Normalization of Tables - From 1NF to 2NF
When converting an unnormalized table (i.e., one containing repeated groups) to
table that is in first normal form, one generally ends up with a table that
still has many problems. The Orders table given below is a good example that
illustrates these problems.
In our PowerPoint lecture notes Topics-Ch4Ch5.ppt we discussed the various normal forms
and the reasons for using them when designing our database tables. Namely, that they minimize the chance of update
anomalies occurring. Let's take a look at the Orders table given in Figure 5-7, p. 157 of our textbook.
The description of a specific part (DR93, for example) occurs twice in the table. This redundancy causes several problems.
It is wasteful of space, but more serious are the update anomalies that they cause.
- Making a change to a part description may require changes in many rows - more work, more time, more complicated logically,
increased chance of human error.
- A part that appears in many rows could have many different descriptions. This causes
inconsistencies, for example, how
would we find all of the information pertaining to a part given just its description.
- The primary key in this table is (OrderNum, PartNum). So if we wanted to insert a new part into the table, how would we
do it if there were not yet any orders for the part, i.e., what would we enter for OrderNum?
- What if we deleted an order. For example, what if order 21608 were deleted?
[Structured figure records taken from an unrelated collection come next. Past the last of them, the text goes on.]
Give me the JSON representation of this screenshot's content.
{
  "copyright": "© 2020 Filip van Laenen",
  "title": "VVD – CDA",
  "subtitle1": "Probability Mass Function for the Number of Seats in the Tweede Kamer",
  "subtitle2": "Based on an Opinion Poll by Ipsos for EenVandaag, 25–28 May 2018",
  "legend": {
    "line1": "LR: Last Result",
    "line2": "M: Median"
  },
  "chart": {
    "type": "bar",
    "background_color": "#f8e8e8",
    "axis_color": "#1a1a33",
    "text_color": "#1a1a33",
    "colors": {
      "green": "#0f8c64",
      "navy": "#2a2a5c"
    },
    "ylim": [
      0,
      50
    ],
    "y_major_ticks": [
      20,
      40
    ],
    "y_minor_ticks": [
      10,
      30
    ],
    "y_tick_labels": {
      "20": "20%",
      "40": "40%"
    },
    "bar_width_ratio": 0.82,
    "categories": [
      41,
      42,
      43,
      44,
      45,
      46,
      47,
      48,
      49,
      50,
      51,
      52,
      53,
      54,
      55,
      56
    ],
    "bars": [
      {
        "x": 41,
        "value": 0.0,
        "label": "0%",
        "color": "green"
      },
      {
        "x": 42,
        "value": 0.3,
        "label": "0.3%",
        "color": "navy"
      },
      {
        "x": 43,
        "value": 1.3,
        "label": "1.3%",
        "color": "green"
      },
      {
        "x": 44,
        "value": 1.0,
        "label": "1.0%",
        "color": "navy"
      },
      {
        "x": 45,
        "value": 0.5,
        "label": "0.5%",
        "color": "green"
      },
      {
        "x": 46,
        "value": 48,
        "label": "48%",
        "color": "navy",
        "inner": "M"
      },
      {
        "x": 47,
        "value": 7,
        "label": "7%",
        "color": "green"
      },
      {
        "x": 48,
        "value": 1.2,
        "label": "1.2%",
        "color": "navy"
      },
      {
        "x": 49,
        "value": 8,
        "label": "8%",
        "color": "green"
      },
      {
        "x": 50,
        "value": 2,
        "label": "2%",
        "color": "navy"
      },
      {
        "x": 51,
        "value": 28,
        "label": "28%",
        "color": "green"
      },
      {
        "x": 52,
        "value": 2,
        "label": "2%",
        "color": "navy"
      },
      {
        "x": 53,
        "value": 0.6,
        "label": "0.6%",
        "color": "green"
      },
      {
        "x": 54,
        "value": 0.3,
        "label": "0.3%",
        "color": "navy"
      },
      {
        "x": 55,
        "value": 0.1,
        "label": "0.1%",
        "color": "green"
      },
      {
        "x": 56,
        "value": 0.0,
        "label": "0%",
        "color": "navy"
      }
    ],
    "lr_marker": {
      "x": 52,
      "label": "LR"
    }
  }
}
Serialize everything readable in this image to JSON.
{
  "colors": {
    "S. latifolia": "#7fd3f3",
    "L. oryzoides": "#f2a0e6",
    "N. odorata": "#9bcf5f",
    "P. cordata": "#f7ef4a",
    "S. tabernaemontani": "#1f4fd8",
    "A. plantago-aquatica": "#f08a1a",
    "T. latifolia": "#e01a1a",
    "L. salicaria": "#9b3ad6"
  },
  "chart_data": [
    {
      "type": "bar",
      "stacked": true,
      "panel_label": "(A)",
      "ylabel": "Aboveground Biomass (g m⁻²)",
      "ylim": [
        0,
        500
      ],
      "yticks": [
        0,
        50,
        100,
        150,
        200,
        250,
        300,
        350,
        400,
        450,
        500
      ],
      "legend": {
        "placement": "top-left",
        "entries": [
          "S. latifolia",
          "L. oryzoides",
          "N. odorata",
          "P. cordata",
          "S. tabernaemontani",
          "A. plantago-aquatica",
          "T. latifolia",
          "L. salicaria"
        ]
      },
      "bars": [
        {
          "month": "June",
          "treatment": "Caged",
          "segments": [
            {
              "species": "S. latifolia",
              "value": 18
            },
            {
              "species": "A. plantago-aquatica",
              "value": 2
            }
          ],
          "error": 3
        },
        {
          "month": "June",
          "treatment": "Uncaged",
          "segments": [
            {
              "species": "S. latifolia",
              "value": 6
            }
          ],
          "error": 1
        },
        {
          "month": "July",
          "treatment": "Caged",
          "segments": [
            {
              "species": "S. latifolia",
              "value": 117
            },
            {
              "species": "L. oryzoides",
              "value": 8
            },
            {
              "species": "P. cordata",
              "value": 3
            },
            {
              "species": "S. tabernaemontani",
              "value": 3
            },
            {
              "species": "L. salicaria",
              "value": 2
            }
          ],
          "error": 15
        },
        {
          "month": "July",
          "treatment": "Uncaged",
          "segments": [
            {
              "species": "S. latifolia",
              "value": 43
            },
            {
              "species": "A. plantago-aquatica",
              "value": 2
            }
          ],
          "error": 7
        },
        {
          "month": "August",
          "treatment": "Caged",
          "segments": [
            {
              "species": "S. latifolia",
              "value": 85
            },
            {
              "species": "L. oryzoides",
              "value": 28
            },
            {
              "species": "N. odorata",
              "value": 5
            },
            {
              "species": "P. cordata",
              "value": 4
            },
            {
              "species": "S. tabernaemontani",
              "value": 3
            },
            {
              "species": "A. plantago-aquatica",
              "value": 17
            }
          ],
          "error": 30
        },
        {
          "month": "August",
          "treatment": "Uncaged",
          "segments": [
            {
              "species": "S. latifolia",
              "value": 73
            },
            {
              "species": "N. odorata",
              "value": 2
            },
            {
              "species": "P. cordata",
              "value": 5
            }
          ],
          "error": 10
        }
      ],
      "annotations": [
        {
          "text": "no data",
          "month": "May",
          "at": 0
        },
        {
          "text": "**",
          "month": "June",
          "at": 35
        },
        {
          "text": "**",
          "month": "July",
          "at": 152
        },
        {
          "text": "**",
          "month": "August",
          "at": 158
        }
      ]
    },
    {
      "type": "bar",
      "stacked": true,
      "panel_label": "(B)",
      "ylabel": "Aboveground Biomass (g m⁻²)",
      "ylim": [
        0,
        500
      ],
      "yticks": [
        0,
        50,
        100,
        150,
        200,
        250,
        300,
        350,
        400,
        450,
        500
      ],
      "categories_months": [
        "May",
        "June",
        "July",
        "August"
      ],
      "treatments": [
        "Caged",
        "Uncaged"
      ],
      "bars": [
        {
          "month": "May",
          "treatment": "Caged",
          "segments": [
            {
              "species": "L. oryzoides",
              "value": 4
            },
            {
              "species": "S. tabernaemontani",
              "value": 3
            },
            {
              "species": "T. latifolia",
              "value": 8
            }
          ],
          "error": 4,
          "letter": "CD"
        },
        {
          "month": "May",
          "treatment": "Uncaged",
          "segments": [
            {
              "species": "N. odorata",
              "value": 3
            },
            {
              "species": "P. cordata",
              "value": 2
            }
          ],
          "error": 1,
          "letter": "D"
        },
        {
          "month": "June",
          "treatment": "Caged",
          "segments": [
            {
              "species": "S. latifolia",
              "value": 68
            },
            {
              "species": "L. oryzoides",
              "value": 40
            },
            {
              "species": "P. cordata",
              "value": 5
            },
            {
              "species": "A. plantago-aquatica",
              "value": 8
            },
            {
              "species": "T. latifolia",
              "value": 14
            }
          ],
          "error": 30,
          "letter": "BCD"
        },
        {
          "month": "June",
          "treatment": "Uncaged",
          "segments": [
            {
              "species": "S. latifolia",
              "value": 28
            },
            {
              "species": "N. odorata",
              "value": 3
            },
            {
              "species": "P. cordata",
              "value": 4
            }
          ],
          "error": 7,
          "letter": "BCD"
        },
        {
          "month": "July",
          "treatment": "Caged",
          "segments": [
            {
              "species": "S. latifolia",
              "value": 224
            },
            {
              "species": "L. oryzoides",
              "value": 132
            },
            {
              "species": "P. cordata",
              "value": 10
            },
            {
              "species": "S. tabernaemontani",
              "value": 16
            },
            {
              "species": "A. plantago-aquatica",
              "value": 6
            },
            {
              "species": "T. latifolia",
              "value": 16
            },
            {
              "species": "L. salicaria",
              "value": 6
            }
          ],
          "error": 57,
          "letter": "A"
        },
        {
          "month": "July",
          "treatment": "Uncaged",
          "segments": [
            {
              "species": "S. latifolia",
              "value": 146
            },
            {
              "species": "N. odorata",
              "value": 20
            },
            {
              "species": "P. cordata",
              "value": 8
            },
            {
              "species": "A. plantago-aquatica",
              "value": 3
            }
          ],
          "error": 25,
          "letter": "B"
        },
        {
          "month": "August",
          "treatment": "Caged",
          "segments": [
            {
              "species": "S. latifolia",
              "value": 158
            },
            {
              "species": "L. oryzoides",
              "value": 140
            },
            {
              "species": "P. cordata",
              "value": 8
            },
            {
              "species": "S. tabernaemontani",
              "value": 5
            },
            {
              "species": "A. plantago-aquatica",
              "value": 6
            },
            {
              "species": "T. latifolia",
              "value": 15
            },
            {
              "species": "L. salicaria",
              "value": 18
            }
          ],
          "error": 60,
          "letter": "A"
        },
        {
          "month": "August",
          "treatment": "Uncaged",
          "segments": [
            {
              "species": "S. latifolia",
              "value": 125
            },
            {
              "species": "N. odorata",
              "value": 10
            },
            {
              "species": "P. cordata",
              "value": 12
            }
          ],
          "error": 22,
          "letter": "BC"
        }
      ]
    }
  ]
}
Then we would lose information about part
AT94 - you would no longer know that part AT94 is an Iron.
Why do all these anomalies exist?
If you think about each of the four situations given above, you'll realize that what is causing the problems is that the
attribute Description depends on PartNum, but not on OrderNum.
That is the 2NF condition we call partial dependency.
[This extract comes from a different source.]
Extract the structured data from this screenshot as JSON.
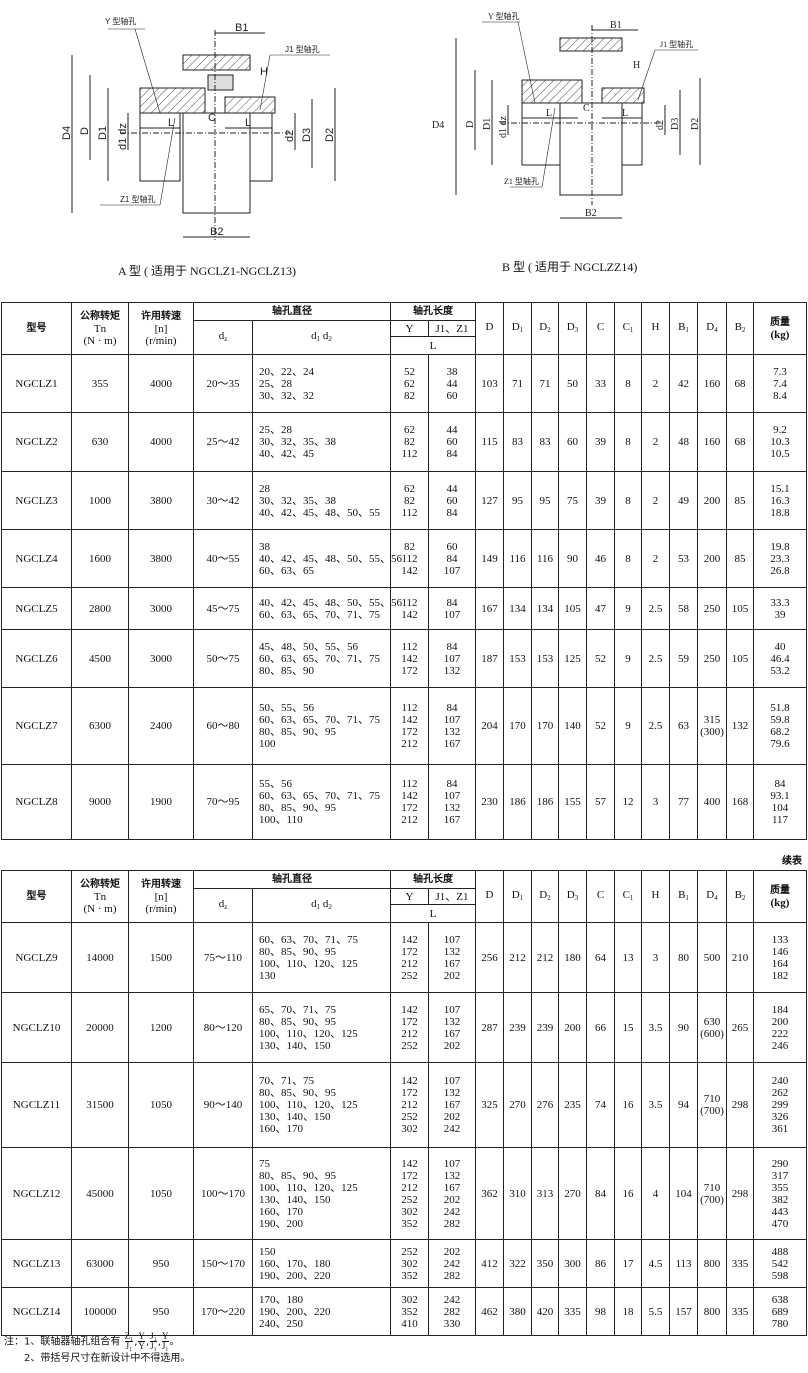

There is an algorithm for removing partial dependencies.
- Form all subsets of the attributes making up the primary key.
- Begin a new table for each subset, using the subset as the primary key.
- Now, from the original table, add to each subset the attributes that depend on that subsets primary key.
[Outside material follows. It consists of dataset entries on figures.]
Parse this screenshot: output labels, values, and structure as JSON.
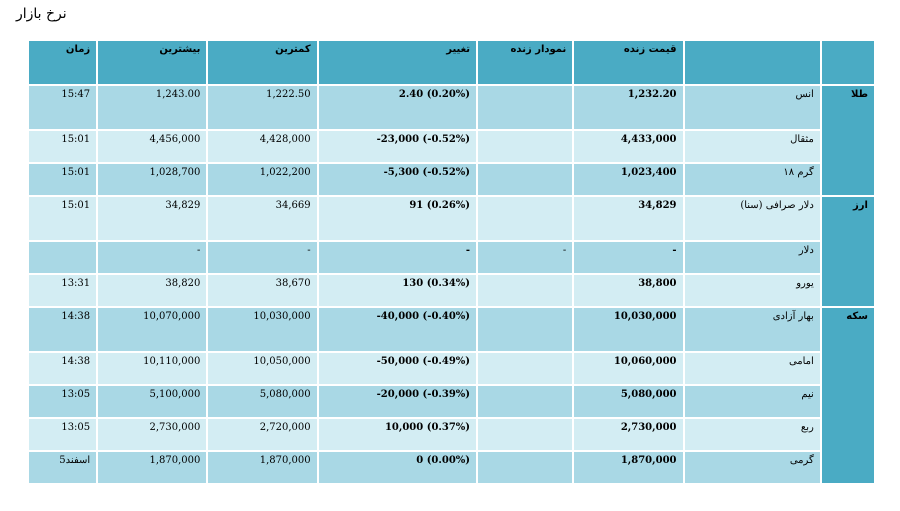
{
  "page": {
    "title": "نرخ بازار"
  },
  "table": {
    "headers": {
      "time": "زمان",
      "high": "بیشترین",
      "low": "کمترین",
      "change": "تغییر",
      "live_chart": "نمودار زنده",
      "live_price": "قیمت زنده",
      "name": "",
      "group": ""
    },
    "groups": [
      {
        "label": "طلا",
        "rows": [
          {
            "name": "انس",
            "live_price": "1,232.20",
            "live_chart": "",
            "change": "2.40 (0.20%)",
            "low": "1,222.50",
            "high": "1,243.00",
            "time": "15:47"
          },
          {
            "name": "مثقال",
            "live_price": "4,433,000",
            "live_chart": "",
            "change": "-23,000 (-0.52%)",
            "low": "4,428,000",
            "high": "4,456,000",
            "time": "15:01"
          },
          {
            "name": "گرم ۱۸",
            "live_price": "1,023,400",
            "live_chart": "",
            "change": "-5,300 (-0.52%)",
            "low": "1,022,200",
            "high": "1,028,700",
            "time": "15:01"
          }
        ]
      },
      {
        "label": "ارز",
        "rows": [
          {
            "name": "دلار صرافی (سنا)",
            "live_price": "34,829",
            "live_chart": "",
            "change": "91 (0.26%)",
            "low": "34,669",
            "high": "34,829",
            "time": "15:01"
          },
          {
            "name": "دلار",
            "live_price": "-",
            "live_chart": "-",
            "change": "-",
            "low": "-",
            "high": "-",
            "time": ""
          },
          {
            "name": "یورو",
            "live_price": "38,800",
            "live_chart": "",
            "change": "130 (0.34%)",
            "low": "38,670",
            "high": "38,820",
            "time": "13:31"
          }
        ]
      },
      {
        "label": "سکه",
        "rows": [
          {
            "name": "بهار آزادی",
            "live_price": "10,030,000",
            "live_chart": "",
            "change": "-40,000 (-0.40%)",
            "low": "10,030,000",
            "high": "10,070,000",
            "time": "14:38"
          },
          {
            "name": "امامی",
            "live_price": "10,060,000",
            "live_chart": "",
            "change": "-50,000 (-0.49%)",
            "low": "10,050,000",
            "high": "10,110,000",
            "time": "14:38"
          },
          {
            "name": "نیم",
            "live_price": "5,080,000",
            "live_chart": "",
            "change": "-20,000 (-0.39%)",
            "low": "5,080,000",
            "high": "5,100,000",
            "time": "13:05"
          },
          {
            "name": "ربع",
            "live_price": "2,730,000",
            "live_chart": "",
            "change": "10,000 (0.37%)",
            "low": "2,720,000",
            "high": "2,730,000",
            "time": "13:05"
          },
          {
            "name": "گرمی",
            "live_price": "1,870,000",
            "live_chart": "",
            "change": "0 (0.00%)",
            "low": "1,870,000",
            "high": "1,870,000",
            "time": "5اسفند"
          }
        ]
      }
    ]
  }
}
- Name each of the new tables appropriately.
Let's see how this works for our Orders table. Remember, the primary key there was (OrderNum, PartNum). So after steps 1 and
2 we have three subsets (as tables):
(OrderNum,
(PartNum,
(OrderNum, PartNum,
Applying step 3: OrderDate only depends on OrderNum, so it gets put in the first subset (table). Description only depends on
PatNum, so it gets put in the second subset. Both NumOrdered and QuotedPrice depend on OrderNum and PartNum, so they get put
in the third subset. This, we get the resulting three tables:
(OrderNum, OrderDate)
(PartNum, Description)
(OrderNum, PartNum, NumOrdered, QuotedPrice)
And now, after naming the tables we have:
Now convince yourself that all of the update anomalies have been eliminated.